Quand Camille les interpelle depuis son nid pour leur faire remarquer que ce qu’ils font s’apparente à de la torture, ils rigolent.

« C’est clairement une stratégie pour nous faire craquer », commente Etienne Fouteux.

Deux gendarmes, le chef de chantier et un bûcheron au pied du chêne occupé par Reva.

La pression est aussi sur les propriétaires pour les pousser à vendre. A 9 heures, après l’arrivée de gros renforts de gendarmerie, tronçonneuses et abatteuse se sont activées, à 14h30, c’était fini. Alertée par cette agitation, Magalie, une voisine n’a pu qu’assister aux abattages.

« Quand j’ai vu une énorme machine passer sur la route devant chez moi, [à 300 m environ du chantier] j’ai su que c’était pour ça. Pour détruire le bois. J’en ai pleuré. »

Avec son mari, ils ont acheté cette maison il y a 14 ans. Le tracé de la future autoroute n’était pas encore arrêté. Son voisin, Benoît Pinel, cultive la parcelle dont il n’est pas propriétaire, sur laquelle plusieurs arbres ont été entassés par l’entreprise de coupe. Furieux, car l’orge qu’il y a plantée commence à germer, il a demandé que soit respectée l’emprise de l’autoroute pour les travaux. En vain, deux arbres au moins sont tombés pour rien.
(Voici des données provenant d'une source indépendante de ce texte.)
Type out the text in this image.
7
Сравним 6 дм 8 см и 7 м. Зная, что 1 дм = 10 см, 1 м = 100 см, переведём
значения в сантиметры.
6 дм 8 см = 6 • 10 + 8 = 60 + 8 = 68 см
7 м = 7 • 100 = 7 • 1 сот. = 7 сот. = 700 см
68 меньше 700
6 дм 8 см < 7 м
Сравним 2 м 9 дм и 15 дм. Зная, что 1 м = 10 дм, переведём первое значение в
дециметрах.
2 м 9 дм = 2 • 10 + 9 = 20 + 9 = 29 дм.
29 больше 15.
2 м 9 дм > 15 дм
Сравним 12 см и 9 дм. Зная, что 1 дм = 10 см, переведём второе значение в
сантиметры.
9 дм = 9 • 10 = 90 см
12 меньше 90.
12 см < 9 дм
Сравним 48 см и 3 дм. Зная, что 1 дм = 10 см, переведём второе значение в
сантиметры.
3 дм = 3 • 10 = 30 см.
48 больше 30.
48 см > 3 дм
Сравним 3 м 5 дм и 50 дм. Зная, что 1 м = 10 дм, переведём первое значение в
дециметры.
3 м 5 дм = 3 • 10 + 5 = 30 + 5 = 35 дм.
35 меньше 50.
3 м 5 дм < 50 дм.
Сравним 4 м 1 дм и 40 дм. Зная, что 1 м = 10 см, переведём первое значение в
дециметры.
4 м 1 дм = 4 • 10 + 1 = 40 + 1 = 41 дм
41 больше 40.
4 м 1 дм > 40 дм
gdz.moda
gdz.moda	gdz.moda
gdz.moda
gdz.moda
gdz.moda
Le propriétaire de la parcelle, n’a pas encore signé la vente… La tension monte le long de ces 53 km. Elle est entretenue par la fébrilité d’Atosca dans son empressement à avancer les travaux et le mépris toujours croissant des politiques en faveur d’un projet attaqué de toutes parts.

Mais il faut aller vite, et Atosca y met les moyens. L’arrêté du 1er mars qui fixe les règles des travaux précise dans son annexe MR03 que le déboisement et le défrichement doivent se faire entre le 1er septembre et la « mi-novembre ».

Un homme venu soutenir les écureuils contemple le désastre

Sur les quelque 11,7 hectares d’arbres et jardins privés qui vont être impactés, 4,8 sont soumis à autorisation de défrichement. Cela signifie, entre autre, que chaque coupe est censée être validée par un écologue qui doit vérifier la présence ou non de nids d’oiseaux ou chiroptères.

« Écologue singulièrement absent sur l’ensemble des coupes… », note Thomas Digard de La Voie est Libre (LVEL). « Atosca s’est engagé à planter 5 arbres pour chaque arbre abattu, mais aucune comptabilité de ces coupes n’est tenue », s’agace-t-il.

Des mésanges à queue longue dans leur habitat aujourd’hui perdu.

Ce qui ressemble à de la précipitation ne fait pas bon ménage avec la sécurité avec, pourtant, la présence importante de gendarmes. Les distances de sécurité entre les personnes sur le terrain et les arbres en train de tomber n’étant pas respectées.

« On avait l’impression que les bûcherons travaillaient sans réfléchir, raconte Juliette depuis son chêne, je pense qu’ils ne nous [les écureuils] avaient même pas calculés ! J’avais peur quand les arbres tombaient autour de nous. »

Afin de faire passer un sac à Juliette, Réva avait installé un filin entre leur deux arbres, visible et indiqué aux bûcherons. Pourtant, un des arbres abattu est tombé sur le filin accroché au baudrier de Reva, entraînant celui-ci. Sans son adresse à se rétablir, c’était le drame, sous les yeux de trois observateurs de l’OPP (Observatoire des pratiques policières).

Reva dans son chêne.

Vers midi, les trois écureuils ont pu recevoir eau et nourriture. Les collègues au sol tentent des discussions avec les gendarmes postés à la limite du chantier d’abattage. A défaut, ce sont les blagues qui fusent. Puis, des chants s’élèvent : Léo Ferré, Louis Capa et l’incontournable Bella Ciao, pour soutenir ceux qui vont encore passer une nuit humide sur ce bout de Tarn à défendre.

Dimanche 12, une manifestation a été organisée à Cuq-Toulza pour soutenir et ravitailler les écureuils. Elle a rassemblé 250 personnes qui soutiennent les courageux grimpeurs et s’opposent à ce projet anachronique. Une pétition a également été déposée mercredi dernier à l’Assemblée nationale, elle a dépassé le seuil d’étude requis de 10 000 signatures en une journée, preuve de la mobilisation majeure. Elle engage désormais les instances nationales pour organiser un débat en commission sur l’avenir de l’A69.